Portability, standard compliance and fault tolerance.
This objective has been fully achieved with regard to the planned portability and standard compliance work. The framework has been ported to GCC/OpenCoarrays and Intel compilers with the use of only Fortran 2008 standard features. The fault tolerance objective has not been achieved due to poor compiler support. Only a single feature, FAILED_IMAGES has become available towards the end of this project, and is currently supported only by GCC/OpenCoarrays. Fortran 2015 text has been finalised in June 2016, and it is expected that the fault tolerant features will gradually become available over the next 1-2 years in at least 3 compilers: Cray, Intel and GCC/OpenCoarrays. We will continue monitoring compiler support for these features and implement them in the multi-scale framework as they become available.

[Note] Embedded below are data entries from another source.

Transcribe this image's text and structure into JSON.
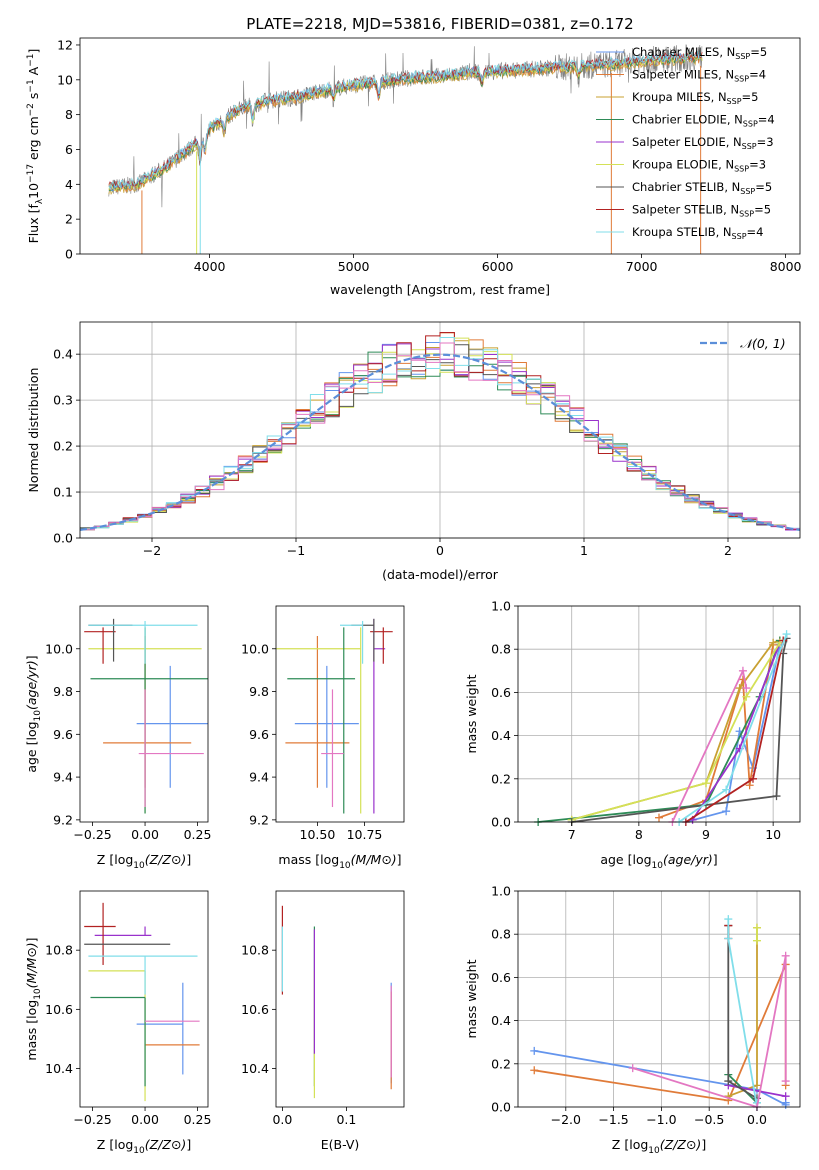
{
  "colors": {
    "chabrier_miles": "#6495ed",
    "salpeter_miles": "#e07b39",
    "kroupa_miles": "#c8a032",
    "chabrier_elodie": "#2e8b57",
    "salpeter_elodie": "#9932cc",
    "kroupa_elodie": "#d4e157",
    "chabrier_stelib": "#555555",
    "salpeter_stelib": "#b22222",
    "kroupa_stelib": "#80deea",
    "pink": "#e377c2",
    "spectrum": "#808080",
    "normal_curve": "#5b8fd9"
  },
  "chart_data": [
    {
      "id": "spectrum",
      "type": "line",
      "title": "PLATE=2218, MJD=53816, FIBERID=0381, z=0.172",
      "xlabel": "wavelength [Angstrom, rest frame]",
      "ylabel_parts": [
        "Flux [f",
        "λ",
        "10",
        "−17",
        " erg cm",
        "−2",
        " s",
        "−1",
        " A",
        "−1",
        "]"
      ],
      "xlim": [
        3100,
        8100
      ],
      "ylim": [
        0,
        12.4
      ],
      "xticks": [
        "4000",
        "5000",
        "6000",
        "7000",
        "8000"
      ],
      "yticks": [
        "0",
        "2",
        "4",
        "6",
        "8",
        "10",
        "12"
      ],
      "spectrum_envelope": {
        "x": [
          3300,
          3500,
          3700,
          3900,
          4000,
          4200,
          4400,
          4600,
          4800,
          5000,
          5200,
          5400,
          5600,
          5800,
          6000,
          6200,
          6400,
          6600,
          6800,
          7000,
          7200,
          7400
        ],
        "y": [
          3.8,
          4.0,
          5.0,
          6.3,
          7.2,
          8.3,
          8.8,
          9.0,
          9.4,
          9.7,
          9.9,
          10.1,
          10.2,
          10.4,
          10.5,
          10.6,
          10.7,
          10.8,
          10.9,
          11.1,
          11.2,
          11.3
        ]
      },
      "legend": [
        {
          "label": "Chabrier MILES, N",
          "sub": "SSP",
          "suffix": "=5",
          "color_key": "chabrier_miles"
        },
        {
          "label": "Salpeter MILES, N",
          "sub": "SSP",
          "suffix": "=4",
          "color_key": "salpeter_miles"
        },
        {
          "label": "Kroupa MILES, N",
          "sub": "SSP",
          "suffix": "=5",
          "color_key": "kroupa_miles"
        },
        {
          "label": "Chabrier ELODIE, N",
          "sub": "SSP",
          "suffix": "=4",
          "color_key": "chabrier_elodie"
        },
        {
          "label": "Salpeter ELODIE, N",
          "sub": "SSP",
          "suffix": "=3",
          "color_key": "salpeter_elodie"
        },
        {
          "label": "Kroupa ELODIE, N",
          "sub": "SSP",
          "suffix": "=3",
          "color_key": "kroupa_elodie"
        },
        {
          "label": "Chabrier STELIB, N",
          "sub": "SSP",
          "suffix": "=5",
          "color_key": "chabrier_stelib"
        },
        {
          "label": "Salpeter STELIB, N",
          "sub": "SSP",
          "suffix": "=5",
          "color_key": "salpeter_stelib"
        },
        {
          "label": "Kroupa STELIB, N",
          "sub": "SSP",
          "suffix": "=4",
          "color_key": "kroupa_stelib"
        }
      ]
    },
    {
      "id": "residuals",
      "type": "bar",
      "xlabel": "(data-model)/error",
      "ylabel": "Normed distribution",
      "xlim": [
        -2.5,
        2.5
      ],
      "ylim": [
        0,
        0.47
      ],
      "xticks": [
        "−2",
        "−1",
        "0",
        "1",
        "2"
      ],
      "yticks": [
        "0.0",
        "0.1",
        "0.2",
        "0.3",
        "0.4"
      ],
      "grid": true,
      "legend": "𝒩(0, 1)",
      "legend_position": "top-right",
      "bin_width": 0.1,
      "distribution": "normal(0,1)"
    },
    {
      "id": "z_age",
      "type": "scatter",
      "xlabel": "Z [log10(Z/Z⊙)]",
      "ylabel": "age  [log10(age/yr)]",
      "xlim": [
        -0.31,
        0.3
      ],
      "ylim": [
        9.19,
        10.2
      ],
      "xticks": [
        "−0.25",
        "0.00",
        "0.25"
      ],
      "yticks": [
        "9.2",
        "9.4",
        "9.6",
        "9.8",
        "10.0"
      ],
      "points": [
        {
          "x": 0.12,
          "y": 9.65,
          "xerr": [
            0.16,
            0.2
          ],
          "yerr": [
            0.3,
            0.27
          ],
          "color_key": "chabrier_miles"
        },
        {
          "x": 0.0,
          "y": 9.56,
          "xerr": [
            0.2,
            0.22
          ],
          "yerr": [
            0.21,
            0.5
          ],
          "color_key": "salpeter_miles"
        },
        {
          "x": 0.0,
          "y": 10.0,
          "xerr": [
            0.27,
            0.27
          ],
          "yerr": [
            0.77,
            0.1
          ],
          "color_key": "kroupa_elodie"
        },
        {
          "x": 0.0,
          "y": 9.86,
          "xerr": [
            0.26,
            0.3
          ],
          "yerr": [
            0.63,
            0.24
          ],
          "color_key": "chabrier_elodie"
        },
        {
          "x": 0.0,
          "y": 9.51,
          "xerr": [
            0.03,
            0.28
          ],
          "yerr": [
            0.25,
            0.3
          ],
          "color_key": "pink"
        },
        {
          "x": -0.2,
          "y": 10.08,
          "xerr": [
            0.09,
            0.06
          ],
          "yerr": [
            0.15,
            0.02
          ],
          "color_key": "salpeter_stelib"
        },
        {
          "x": -0.15,
          "y": 10.11,
          "xerr": [
            0.12,
            0.09
          ],
          "yerr": [
            0.17,
            0.03
          ],
          "color_key": "chabrier_stelib"
        },
        {
          "x": 0.0,
          "y": 10.11,
          "xerr": [
            0.27,
            0.25
          ],
          "yerr": [
            0.18,
            0.02
          ],
          "color_key": "kroupa_stelib"
        }
      ]
    },
    {
      "id": "mass_age",
      "type": "scatter",
      "xlabel": "mass [log10(M/M⊙)]",
      "xlim": [
        10.28,
        10.96
      ],
      "ylim": [
        9.19,
        10.2
      ],
      "xticks": [
        "10.50",
        "10.75"
      ],
      "yticks": [
        "9.2",
        "9.4",
        "9.6",
        "9.8",
        "10.0"
      ],
      "points": [
        {
          "x": 10.55,
          "y": 9.65,
          "xerr": [
            0.17,
            0.17
          ],
          "yerr": [
            0.3,
            0.27
          ],
          "color_key": "chabrier_miles"
        },
        {
          "x": 10.5,
          "y": 9.56,
          "xerr": [
            0.17,
            0.17
          ],
          "yerr": [
            0.21,
            0.5
          ],
          "color_key": "salpeter_miles"
        },
        {
          "x": 10.73,
          "y": 10.0,
          "xerr": [
            0.5,
            0.0
          ],
          "yerr": [
            0.77,
            0.1
          ],
          "color_key": "kroupa_elodie"
        },
        {
          "x": 10.64,
          "y": 9.86,
          "xerr": [
            0.3,
            0.06
          ],
          "yerr": [
            0.63,
            0.24
          ],
          "color_key": "chabrier_elodie"
        },
        {
          "x": 10.8,
          "y": 10.0,
          "xerr": [
            0.0,
            0.06
          ],
          "yerr": [
            0.77,
            0.14
          ],
          "color_key": "salpeter_elodie"
        },
        {
          "x": 10.58,
          "y": 9.51,
          "xerr": [
            0.06,
            0.06
          ],
          "yerr": [
            0.25,
            0.3
          ],
          "color_key": "pink"
        },
        {
          "x": 10.85,
          "y": 10.08,
          "xerr": [
            0.07,
            0.05
          ],
          "yerr": [
            0.15,
            0.02
          ],
          "color_key": "salpeter_stelib"
        },
        {
          "x": 10.8,
          "y": 10.11,
          "xerr": [
            0.12,
            0.0
          ],
          "yerr": [
            0.17,
            0.03
          ],
          "color_key": "chabrier_stelib"
        },
        {
          "x": 10.74,
          "y": 10.11,
          "xerr": [
            0.12,
            0.0
          ],
          "yerr": [
            0.18,
            0.02
          ],
          "color_key": "kroupa_stelib"
        }
      ]
    },
    {
      "id": "age_weight",
      "type": "line",
      "xlabel": "age  [log10(age/yr)]",
      "ylabel": "mass weight",
      "xlim": [
        6.2,
        10.4
      ],
      "ylim": [
        0,
        1
      ],
      "xticks": [
        "7",
        "8",
        "9",
        "10"
      ],
      "yticks": [
        "0.0",
        "0.2",
        "0.4",
        "0.6",
        "0.8",
        "1.0"
      ],
      "grid": true,
      "series": [
        {
          "color_key": "chabrier_miles",
          "x": [
            8.7,
            9.3,
            9.5,
            9.7,
            10.1
          ],
          "y": [
            0.0,
            0.05,
            0.42,
            0.25,
            0.82
          ]
        },
        {
          "color_key": "salpeter_miles",
          "x": [
            8.3,
            9.0,
            9.55,
            9.65,
            10.0
          ],
          "y": [
            0.02,
            0.1,
            0.66,
            0.17,
            0.82
          ]
        },
        {
          "color_key": "kroupa_miles",
          "x": [
            7.0,
            9.0,
            9.5,
            10.0,
            10.1
          ],
          "y": [
            0.01,
            0.18,
            0.62,
            0.83,
            0.84
          ]
        },
        {
          "color_key": "chabrier_elodie",
          "x": [
            6.5,
            9.0,
            9.8,
            10.1
          ],
          "y": [
            0.0,
            0.08,
            0.58,
            0.84
          ]
        },
        {
          "color_key": "salpeter_elodie",
          "x": [
            8.8,
            9.5,
            10.1
          ],
          "y": [
            0.01,
            0.34,
            0.83
          ]
        },
        {
          "color_key": "kroupa_elodie",
          "x": [
            7.0,
            9.0,
            9.6,
            10.1
          ],
          "y": [
            0.01,
            0.18,
            0.58,
            0.83
          ]
        },
        {
          "color_key": "chabrier_stelib",
          "x": [
            7.0,
            10.05,
            10.15,
            10.2
          ],
          "y": [
            0.0,
            0.12,
            0.78,
            0.85
          ]
        },
        {
          "color_key": "salpeter_stelib",
          "x": [
            8.7,
            9.7,
            10.15
          ],
          "y": [
            0.0,
            0.2,
            0.84
          ]
        },
        {
          "color_key": "kroupa_stelib",
          "x": [
            8.6,
            9.3,
            10.2
          ],
          "y": [
            0.0,
            0.15,
            0.87
          ]
        },
        {
          "color_key": "pink",
          "x": [
            8.5,
            9.55,
            9.6
          ],
          "y": [
            0.0,
            0.7,
            0.62
          ]
        }
      ]
    },
    {
      "id": "z_mass",
      "type": "scatter",
      "xlabel": "Z [log10(Z/Z⊙)]",
      "ylabel": "mass [log10(M/M⊙)]",
      "xlim": [
        -0.31,
        0.3
      ],
      "ylim": [
        10.27,
        11.0
      ],
      "xticks": [
        "−0.25",
        "0.00",
        "0.25"
      ],
      "yticks": [
        "10.4",
        "10.6",
        "10.8"
      ],
      "points": [
        {
          "x": 0.18,
          "y": 10.55,
          "xerr": [
            0.22,
            0.0
          ],
          "yerr": [
            0.17,
            0.14
          ],
          "color_key": "chabrier_miles"
        },
        {
          "x": 0.1,
          "y": 10.48,
          "xerr": [
            0.1,
            0.16
          ],
          "yerr": [
            0.0,
            0.0
          ],
          "color_key": "salpeter_miles"
        },
        {
          "x": 0.0,
          "y": 10.73,
          "xerr": [
            0.27,
            0.0
          ],
          "yerr": [
            0.44,
            0.0
          ],
          "color_key": "kroupa_elodie"
        },
        {
          "x": 0.0,
          "y": 10.64,
          "xerr": [
            0.26,
            0.0
          ],
          "yerr": [
            0.3,
            0.0
          ],
          "color_key": "chabrier_elodie"
        },
        {
          "x": 0.0,
          "y": 10.85,
          "xerr": [
            0.24,
            0.03
          ],
          "yerr": [
            0.0,
            0.03
          ],
          "color_key": "salpeter_elodie"
        },
        {
          "x": 0.1,
          "y": 10.56,
          "xerr": [
            0.1,
            0.16
          ],
          "yerr": [
            0.0,
            0.0
          ],
          "color_key": "pink"
        },
        {
          "x": -0.2,
          "y": 10.88,
          "xerr": [
            0.09,
            0.06
          ],
          "yerr": [
            0.13,
            0.08
          ],
          "color_key": "salpeter_stelib"
        },
        {
          "x": -0.15,
          "y": 10.82,
          "xerr": [
            0.14,
            0.27
          ],
          "yerr": [
            0.0,
            0.0
          ],
          "color_key": "chabrier_stelib"
        },
        {
          "x": 0.0,
          "y": 10.78,
          "xerr": [
            0.27,
            0.25
          ],
          "yerr": [
            0.13,
            0.0
          ],
          "color_key": "kroupa_stelib"
        }
      ]
    },
    {
      "id": "ebv_mass",
      "type": "scatter",
      "xlabel": "E(B-V)",
      "xlim": [
        -0.01,
        0.19
      ],
      "ylim": [
        10.27,
        11.0
      ],
      "xticks": [
        "0.0",
        "0.1"
      ],
      "yticks": [
        "10.4",
        "10.6",
        "10.8"
      ],
      "points": [
        {
          "x": 0.0,
          "y": 10.85,
          "yerr": [
            0.2,
            0.1
          ],
          "color_key": "salpeter_stelib"
        },
        {
          "x": 0.0,
          "y": 10.8,
          "yerr": [
            0.14,
            0.08
          ],
          "color_key": "kroupa_stelib"
        },
        {
          "x": 0.05,
          "y": 10.64,
          "yerr": [
            0.3,
            0.24
          ],
          "color_key": "chabrier_elodie"
        },
        {
          "x": 0.05,
          "y": 10.73,
          "yerr": [
            0.43,
            0.0
          ],
          "color_key": "kroupa_elodie"
        },
        {
          "x": 0.05,
          "y": 10.7,
          "yerr": [
            0.25,
            0.17
          ],
          "color_key": "salpeter_elodie"
        },
        {
          "x": 0.17,
          "y": 10.55,
          "yerr": [
            0.2,
            0.14
          ],
          "color_key": "chabrier_miles"
        },
        {
          "x": 0.17,
          "y": 10.5,
          "yerr": [
            0.17,
            0.16
          ],
          "color_key": "salpeter_miles"
        },
        {
          "x": 0.17,
          "y": 10.56,
          "yerr": [
            0.19,
            0.12
          ],
          "color_key": "pink"
        }
      ]
    },
    {
      "id": "z_weight",
      "type": "line",
      "xlabel": "Z [log10(Z/Z⊙)]",
      "ylabel": "mass weight",
      "xlim": [
        -2.5,
        0.45
      ],
      "ylim": [
        0,
        1
      ],
      "xticks": [
        "−2.0",
        "−1.5",
        "−1.0",
        "−0.5",
        "0.0"
      ],
      "yticks": [
        "0.0",
        "0.2",
        "0.4",
        "0.6",
        "0.8",
        "1.0"
      ],
      "grid": true,
      "series": [
        {
          "color_key": "chabrier_miles",
          "x": [
            -2.33,
            0.0,
            0.3,
            0.3
          ],
          "y": [
            0.26,
            0.08,
            0.01,
            0.02
          ]
        },
        {
          "color_key": "salpeter_miles",
          "x": [
            -2.33,
            -0.3,
            0.3,
            0.3
          ],
          "y": [
            0.17,
            0.03,
            0.66,
            0.1
          ]
        },
        {
          "color_key": "kroupa_miles",
          "x": [
            -0.3,
            0.0,
            0.0
          ],
          "y": [
            0.05,
            0.1,
            0.83
          ]
        },
        {
          "color_key": "chabrier_elodie",
          "x": [
            -0.3,
            0.0
          ],
          "y": [
            0.15,
            0.02
          ]
        },
        {
          "color_key": "salpeter_elodie",
          "x": [
            -0.3,
            0.3
          ],
          "y": [
            0.1,
            0.05
          ]
        },
        {
          "color_key": "kroupa_elodie",
          "x": [
            -0.0,
            -0.0
          ],
          "y": [
            0.83,
            0.77
          ]
        },
        {
          "color_key": "chabrier_stelib",
          "x": [
            -0.3,
            -0.3,
            0.0
          ],
          "y": [
            0.84,
            0.12,
            0.04
          ]
        },
        {
          "color_key": "salpeter_stelib",
          "x": [
            -0.3,
            -0.3
          ],
          "y": [
            0.84,
            0.78
          ]
        },
        {
          "color_key": "kroupa_stelib",
          "x": [
            -0.3,
            -0.3,
            0.0,
            0.0
          ],
          "y": [
            0.87,
            0.78,
            0.0,
            0.02
          ]
        },
        {
          "color_key": "pink",
          "x": [
            -1.3,
            0.0,
            0.3,
            0.3
          ],
          "y": [
            0.18,
            0.0,
            0.7,
            0.12
          ]
        }
      ]
    }
  ]
}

Benchmarking data for publication.
This has been partly achieved. Due to slow progress towards improved scaling, elasto-plastic benchmarks at or near full ARCHER capacity were deemed not feasible. Good benchmarking data was collected for other problems. This data has been used already for conference presentation. A publication in Int. J of HPC Applications is in preparation. It will also use this benchmarking data.
Scaling.
Objective has been achieved. A lot of work was dedicated to profiling and tracing analysis, which resulted in replacing all-to-all communication pattern with the nearest neighbour algorithms. The scaling limit was increased from 2k cores at the start of the project to 7k cores at the end.
Implementing MPI/IO.
Objective 5 has been achieved for CGPACK. NetCDF and HDF5 filters have been written for cellular automata data structures. However, the performance of NetCDF and HDF5 writers has been disappointing compared with direct use of MPI/IO. This issue is currently being investigated. With ParaFEM, a decision was made to implement a standard engineering binary format supported by the visualisation tool Paraview instead of NetCDF and HDF5 and use MPI/IO directly. There were two main reasons for this decision; (i) uptake is hindered by usability and our end users will be more comfortable using a standard engineering format rather than having the additional barrier of learning about NetCDF and HDF5 and (ii) the performance improvement using MPI/IO looks more promising than these libraries. We had an issue getting Paraview to read binary files written by ParaFEM. After significant debugging effort, we found that Paraview would not read binary files written by Fortran, only by C or C++. Our workaround was to use C data types in ParaFEM (provided by the ISO C Binding in Fortran 2003 and later) and write out C binary files from the Fortran program. So for ParaFEM, the eCSE has provided us with a big push in the right direction, but we ran out of resource before completion. We will complete this objective ourselves.
Summary of the software
All our software used in this work is freely available from sf.net under BSD license (except for a few specific EPCC contributed routines distributed under Apache license), allowing usage, modification and redistribution in academia and for profit. This includes CGPACK and ParaFEM (also on SourceForge.
All sf.net features are used for CGPACK and ParaFEM development: support tickets, discussion forum, svn read-only access for users and write access for all developers, production of regular versioned distributions, links to documentation, etc.
Paraview has been used extensively in this project for visualisation, together with HDF5, xdmf, and NetCDF.